Kamal Md Mostafa, Shantanu Kazi Fahmida Haque, Teeya Shamiha Tabassum, Rahman Md Motiar, Hasan A K M Munzurul, Chivers Douglas P, Wani Tanveer A, Alshammari Atekah Hazzaa, Rachamalla Mahesh, da Silva Junior Francisco Carlos, Hossen Md Munnaf
Department of Nutrition and Food Technology, Jashore University of Science and Technology, Jashore, Bangladesh.
Department of Botany, National University, Gazipur, Bangladesh.
PLoS One. 2025 Jan 24;20(1):e0316465. doi: 10.1371/journal.pone.0316465. eCollection 2025.
The cytotoxic T-lymphocyte antigen-4 (CTLA4) is essential in controlling T cell activity within the immune system. Thus, uncovering the molecular dynamics of single nucleotide polymorphisms (SNPs) within the CTLA4 gene is critical. We identified the non-synonymous SNPs (nsSNPs), examined their impact on protein stability, and identified the protein sequences associated with them in the human CTLA4 gene. There were 3134 SNPs (rsIDs) in our study. Out of these, 186 missense variants (5.93%), 1491 intron variants (47.57%), and 91 synonymous variants (2.90%), while the remaining SNPs were unspecified. We utilized SIFT, PolyPhen-2, PROVEAN, and SNAP for identifying deleterious nsSNPs, and SNPs&GO, PhD SNP, and PANTHER for verifying risk nsSNPs in the CTLA4 gene. Following SIFT analysis, six nsSNPs were identified as deleterious and reporting second and third nsSNPs as probably damaging and one as benign, respectively. From upstream analysis, rs138279736, rs201778935, rs369567630, and rs376038796 were found to be deleterious, probably damaging, and disease associated. ConSurf predicted conservation scores for four nsSNPs, and Project Hope suggested that all mutations could disrupt protein interactions. Furthermore, mCSM and DynaMut2 analyses indicated a decrease in ΔΔG stability for the mutants. GeneMANIA and STRING networks highlighted correlations with CD86 and CD80 genes. Finally, MD simulation revealed consistent fluctuation in RMSD and RMSF, consequently Rg, hydrogen bonds, and PCA in the mutant proteins compared with wild-type, which might alter the functional and structural stability of CTLA4 protein. The current comprehensive study shows how various nsSNPs in the CTLA4 gene can modify the structural and functional characteristics of the protein, potentially influencing the pathogenesis of diseases in humans. Further, experimental studies are needed to analyze the effect of these nsSNPs on the susceptibility of pathological phenotype populations.

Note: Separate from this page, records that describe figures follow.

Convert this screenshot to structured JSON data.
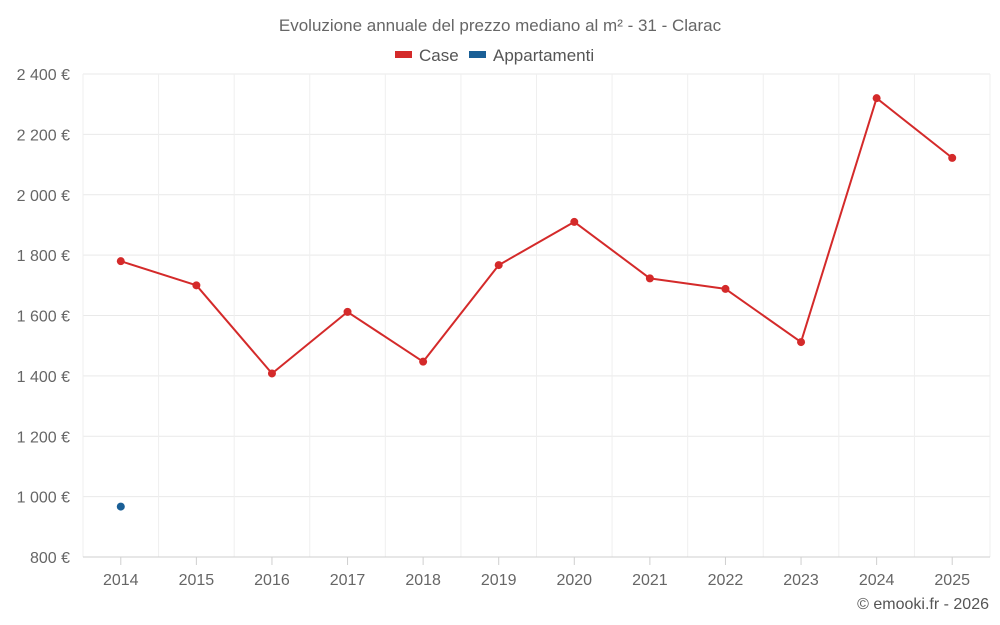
{
  "chart_data": {
    "type": "line",
    "title": "Evoluzione annuale del prezzo mediano al m² - 31 - Clarac",
    "categories": [
      "2014",
      "2015",
      "2016",
      "2017",
      "2018",
      "2019",
      "2020",
      "2021",
      "2022",
      "2023",
      "2024",
      "2025"
    ],
    "y_ticks": [
      800,
      1000,
      1200,
      1400,
      1600,
      1800,
      2000,
      2200,
      2400
    ],
    "y_tick_labels": [
      "800 €",
      "1 000 €",
      "1 200 €",
      "1 400 €",
      "1 600 €",
      "1 800 €",
      "2 000 €",
      "2 200 €",
      "2 400 €"
    ],
    "ylim": [
      800,
      2400
    ],
    "grid": true,
    "legend_position": "top-center",
    "series": [
      {
        "name": "Case",
        "color": "#d42a2a",
        "values": [
          1780,
          1700,
          1408,
          1612,
          1447,
          1767,
          1910,
          1723,
          1688,
          1512,
          2320,
          2122
        ]
      },
      {
        "name": "Appartamenti",
        "color": "#1a5f96",
        "values": [
          967,
          null,
          null,
          null,
          null,
          null,
          null,
          null,
          null,
          null,
          null,
          null
        ]
      }
    ]
  },
  "legend": {
    "items": [
      {
        "label": "Case",
        "color": "#d42a2a"
      },
      {
        "label": "Appartamenti",
        "color": "#1a5f96"
      }
    ]
  },
  "credit": "© emooki.fr - 2026"
}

细胞毒性T淋巴细胞抗原4(CTLA4)在控制系统内的T细胞活性方面至关重要。因此,揭示CTLA4基因内单核苷酸多态性(SNP)的分子动力学至关重要。我们鉴定了非同义SNP(nsSNP),研究了它们对蛋白质稳定性的影响,并确定了人类CTLA4基因中与之相关的蛋白质序列。我们的研究中有3134个SNP(rsID)。其中,186个错义变异(5.93%)、1491个内含子变异(47.57%)和91个同义变异(2.90%),其余SNP未明确分类。我们利用SIFT、PolyPhen-2、PROVEAN和SNAP来鉴定有害的nsSNP,并利用SNPs&GO、PhD SNP和PANTHER来验证CTLA4基因中的风险nsSNP。经过SIFT分析,鉴定出6个nsSNP为有害,另外分别有第二个和第三个nsSNP被报告为可能有害和良性。从上游分析来看,rs138279736、rs201778935、rs369567630和rs376038796被发现是有害的、可能有害的且与疾病相关。ConSurf预测了4个nsSNP的保守性得分,Project Hope表明所有突变都可能破坏蛋白质相互作用。此外,mCSM和DynaMut2分析表明突变体的ΔΔG稳定性降低。GeneMANIA和STRING网络突出了与CD86和CD80基因的相关性。最后,分子动力学模拟显示,与野生型相比,突变蛋白的均方根偏差(RMSD)和均方根波动(RMSF)存在一致波动,因此其回旋半径(Rg)、氢键和主成分分析(PCA)也有变化,这可能会改变CTLA4蛋白的功能和结构稳定性。当前的综合研究表明,CTLA4基因中的各种nsSNP如何改变蛋白质的结构和功能特征,可能影响人类疾病的发病机制。此外,需要进行实验研究来分析这些nsSNP对病理表型人群易感性的影响。